What the elevation actually feels like
Hyderabad city sits at roughly 540 metres. That is not altitude in any meaningful racing sense, so do not train for thin air. What matters is the shape of the course, not its height above the sea. It is not flat in the Mumbai sense, and it is not mountainous either. It is undulating, with the real climbing concentrated through Banjara Hills.
If you have trained only on a treadmill or a single park loop, the rolling profile will surprise you. Add hill repeats or a hilly tempo to your last 10 weeks. Train the legs you will need, not the legs you have.
The monsoon factor
Run in the rain in training. Twice a month, minimum. If you have only ever raced dry, your first wet marathon will be a learning experience you did not plan for. And rehearse the hot version too, because August does not always send the rain.
Read our companion piece on running in Indian heat and monsoon conditions before race week. Two things matter most. Wet feet need lubrication and dry socks at one mid-race stop. Wet skin needs anti-chafe everywhere, not just the obvious places.
Race-week logistics that matter
Arrive in Hyderabad two days before the race if you are coming from outside. Sleep is the cheapest performance gain you will find. Eat at familiar places. Hyderabadi biryani the night before a marathon is a famous mistake.
Hotels near the start line fill up fast. Book early. The first race-day kilometre is not the place to discover that your auto-driver does not know the route.
Gear that earns its place
Bring three options. A short-sleeve technical top, a singlet, and a cap. Decide on the morning, based on the weather. The cap is non-negotiable in rain. It keeps water out of your eyes and lets you read your watch.
Shoes should have at least 50 kilometres on them and no more than 400. Race shoes that are too fresh blister.
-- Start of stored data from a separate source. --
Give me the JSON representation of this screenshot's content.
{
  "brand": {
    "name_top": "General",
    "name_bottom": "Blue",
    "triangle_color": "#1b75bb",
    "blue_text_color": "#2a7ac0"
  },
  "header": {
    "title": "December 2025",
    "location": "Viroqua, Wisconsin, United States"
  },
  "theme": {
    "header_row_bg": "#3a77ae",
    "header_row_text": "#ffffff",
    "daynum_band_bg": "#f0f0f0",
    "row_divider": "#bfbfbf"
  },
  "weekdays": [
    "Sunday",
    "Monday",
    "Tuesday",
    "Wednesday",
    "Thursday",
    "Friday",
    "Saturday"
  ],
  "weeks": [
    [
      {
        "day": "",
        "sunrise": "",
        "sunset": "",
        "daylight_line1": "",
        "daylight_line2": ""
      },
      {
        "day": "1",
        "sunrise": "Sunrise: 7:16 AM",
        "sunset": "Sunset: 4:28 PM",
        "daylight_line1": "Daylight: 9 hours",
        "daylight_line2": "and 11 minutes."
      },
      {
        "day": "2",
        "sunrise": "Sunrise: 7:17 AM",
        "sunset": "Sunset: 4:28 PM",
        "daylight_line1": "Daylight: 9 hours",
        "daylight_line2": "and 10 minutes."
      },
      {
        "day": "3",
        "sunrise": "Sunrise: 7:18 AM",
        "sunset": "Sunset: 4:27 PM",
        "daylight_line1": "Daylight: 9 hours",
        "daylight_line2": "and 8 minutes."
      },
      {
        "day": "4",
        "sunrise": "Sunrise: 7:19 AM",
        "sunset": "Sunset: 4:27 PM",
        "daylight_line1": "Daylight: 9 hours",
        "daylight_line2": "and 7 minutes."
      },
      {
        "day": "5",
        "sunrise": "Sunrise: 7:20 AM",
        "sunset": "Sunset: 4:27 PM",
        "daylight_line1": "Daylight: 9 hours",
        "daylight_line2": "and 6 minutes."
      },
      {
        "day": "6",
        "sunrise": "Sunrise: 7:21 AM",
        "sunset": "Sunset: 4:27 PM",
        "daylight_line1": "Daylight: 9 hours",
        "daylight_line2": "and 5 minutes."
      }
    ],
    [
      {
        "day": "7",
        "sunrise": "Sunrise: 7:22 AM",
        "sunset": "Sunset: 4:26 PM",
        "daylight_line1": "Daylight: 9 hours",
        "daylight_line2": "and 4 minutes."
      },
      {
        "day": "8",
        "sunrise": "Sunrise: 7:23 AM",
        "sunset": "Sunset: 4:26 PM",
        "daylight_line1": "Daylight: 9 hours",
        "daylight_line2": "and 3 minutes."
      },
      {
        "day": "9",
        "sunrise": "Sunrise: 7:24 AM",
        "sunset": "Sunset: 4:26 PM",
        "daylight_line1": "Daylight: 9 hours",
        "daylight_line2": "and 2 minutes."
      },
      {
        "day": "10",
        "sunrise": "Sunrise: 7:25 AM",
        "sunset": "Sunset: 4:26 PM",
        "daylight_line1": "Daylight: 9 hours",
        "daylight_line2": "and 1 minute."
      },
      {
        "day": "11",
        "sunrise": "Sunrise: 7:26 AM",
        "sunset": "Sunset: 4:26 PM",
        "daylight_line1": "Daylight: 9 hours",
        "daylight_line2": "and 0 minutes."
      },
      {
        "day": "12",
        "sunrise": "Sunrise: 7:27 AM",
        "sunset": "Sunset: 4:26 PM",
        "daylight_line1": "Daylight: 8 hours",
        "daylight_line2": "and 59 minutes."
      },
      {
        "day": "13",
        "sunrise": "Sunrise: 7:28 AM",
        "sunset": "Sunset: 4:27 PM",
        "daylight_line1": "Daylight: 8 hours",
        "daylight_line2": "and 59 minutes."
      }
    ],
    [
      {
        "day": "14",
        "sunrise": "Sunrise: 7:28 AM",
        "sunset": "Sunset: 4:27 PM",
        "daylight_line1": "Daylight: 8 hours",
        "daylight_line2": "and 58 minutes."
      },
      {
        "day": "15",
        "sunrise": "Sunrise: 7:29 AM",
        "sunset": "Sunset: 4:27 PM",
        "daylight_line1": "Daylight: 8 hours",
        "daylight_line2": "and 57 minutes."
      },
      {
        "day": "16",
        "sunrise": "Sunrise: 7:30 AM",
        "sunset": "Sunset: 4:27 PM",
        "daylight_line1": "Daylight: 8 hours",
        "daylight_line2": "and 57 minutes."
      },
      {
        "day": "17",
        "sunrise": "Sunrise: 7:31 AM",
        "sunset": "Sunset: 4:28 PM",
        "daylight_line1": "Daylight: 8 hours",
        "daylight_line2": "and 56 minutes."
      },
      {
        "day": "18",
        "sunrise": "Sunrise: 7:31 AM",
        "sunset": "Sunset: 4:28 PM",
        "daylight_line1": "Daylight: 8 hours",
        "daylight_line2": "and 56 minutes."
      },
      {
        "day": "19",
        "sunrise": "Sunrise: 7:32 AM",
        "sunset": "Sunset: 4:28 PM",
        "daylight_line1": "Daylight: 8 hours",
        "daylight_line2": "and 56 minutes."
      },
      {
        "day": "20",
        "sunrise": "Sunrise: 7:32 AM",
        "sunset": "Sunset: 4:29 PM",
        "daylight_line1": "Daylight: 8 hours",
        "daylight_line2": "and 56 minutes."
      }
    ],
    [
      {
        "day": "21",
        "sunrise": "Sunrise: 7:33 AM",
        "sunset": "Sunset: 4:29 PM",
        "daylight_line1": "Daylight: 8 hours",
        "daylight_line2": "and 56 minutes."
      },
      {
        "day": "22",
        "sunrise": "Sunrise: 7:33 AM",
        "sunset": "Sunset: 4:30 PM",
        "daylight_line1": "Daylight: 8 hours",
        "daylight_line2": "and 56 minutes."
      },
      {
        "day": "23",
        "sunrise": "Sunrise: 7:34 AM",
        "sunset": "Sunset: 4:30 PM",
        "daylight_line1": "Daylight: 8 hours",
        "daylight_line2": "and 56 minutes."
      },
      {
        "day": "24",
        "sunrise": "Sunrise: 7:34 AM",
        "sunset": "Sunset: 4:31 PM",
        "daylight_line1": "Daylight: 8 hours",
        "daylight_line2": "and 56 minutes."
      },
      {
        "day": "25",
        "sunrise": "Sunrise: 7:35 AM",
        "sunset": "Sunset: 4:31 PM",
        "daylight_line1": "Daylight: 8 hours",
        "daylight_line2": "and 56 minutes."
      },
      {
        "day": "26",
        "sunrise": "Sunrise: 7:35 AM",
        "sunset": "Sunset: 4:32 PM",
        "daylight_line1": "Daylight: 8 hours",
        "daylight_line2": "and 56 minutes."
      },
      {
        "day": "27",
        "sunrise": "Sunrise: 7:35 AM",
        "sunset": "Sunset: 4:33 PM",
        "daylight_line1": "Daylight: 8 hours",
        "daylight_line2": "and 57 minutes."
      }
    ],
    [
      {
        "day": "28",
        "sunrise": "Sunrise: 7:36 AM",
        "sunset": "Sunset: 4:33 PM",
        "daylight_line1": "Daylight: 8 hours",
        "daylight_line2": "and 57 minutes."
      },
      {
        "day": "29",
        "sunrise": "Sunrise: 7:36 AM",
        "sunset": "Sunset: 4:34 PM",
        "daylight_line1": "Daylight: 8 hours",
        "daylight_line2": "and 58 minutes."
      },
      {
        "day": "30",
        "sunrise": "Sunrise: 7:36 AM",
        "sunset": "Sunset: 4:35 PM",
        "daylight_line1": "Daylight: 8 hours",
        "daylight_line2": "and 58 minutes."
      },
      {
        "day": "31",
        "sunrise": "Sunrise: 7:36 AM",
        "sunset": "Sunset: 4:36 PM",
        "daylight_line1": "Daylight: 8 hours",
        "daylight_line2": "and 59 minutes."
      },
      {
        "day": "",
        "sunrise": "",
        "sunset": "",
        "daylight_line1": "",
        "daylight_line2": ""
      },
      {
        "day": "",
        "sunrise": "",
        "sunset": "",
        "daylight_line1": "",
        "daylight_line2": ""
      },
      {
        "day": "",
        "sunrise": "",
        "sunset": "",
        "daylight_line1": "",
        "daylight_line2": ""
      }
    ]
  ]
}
Shoes that are too old fail you at kilometre 35.
How to train for this specific course
Hyderabad rewards strength over speed. Your long runs should include rolling terrain, not just flat parks. Your tempos should be run by effort in humid conditions, not by pace in air-conditioned comfort.
Build a 16-week block that progresses long runs, includes one weekly hill session, and finishes with a three-week taper. We publish structured marathon training plans that handle the periodisation for you, and if you want a plan customised to your weekly schedule, use the STRIDD plan generator.
Pace targets without the lies
Set a goal pace using your most recent half marathon, not your dream goal. Multiply your half time by 2.1 to 2.2, depending on how strong your endurance is. That is your honest marathon target. Then add 1 to 2 percent for humidity. That is your Hyderabad target.
Use our calculators for the maths if you want them done for you.
What to do next
Pick your training plan. The full marathon flags off pre-dawn, around 5 a.m., so confirm the exact time for your edition and build your race morning backwards from it. Mark the August date on your calendar working backwards. Schedule your long runs for Sunday mornings, your hill repeats for Wednesday or Thursday, and at least two rainy-day runs every month between now and race week. Check the NMDC Hyderabad Marathon event page for registration details, and browse Running Lab for course-specific advice from runners who have raced it.
Hyderabad is not Mumbai. Hyderabad is not Bengaluru. Hyderabad is a marathon you have to respect to finish strong. Respect the humidity. Respect the climbs through Banjara Hills. Run small. Finish big.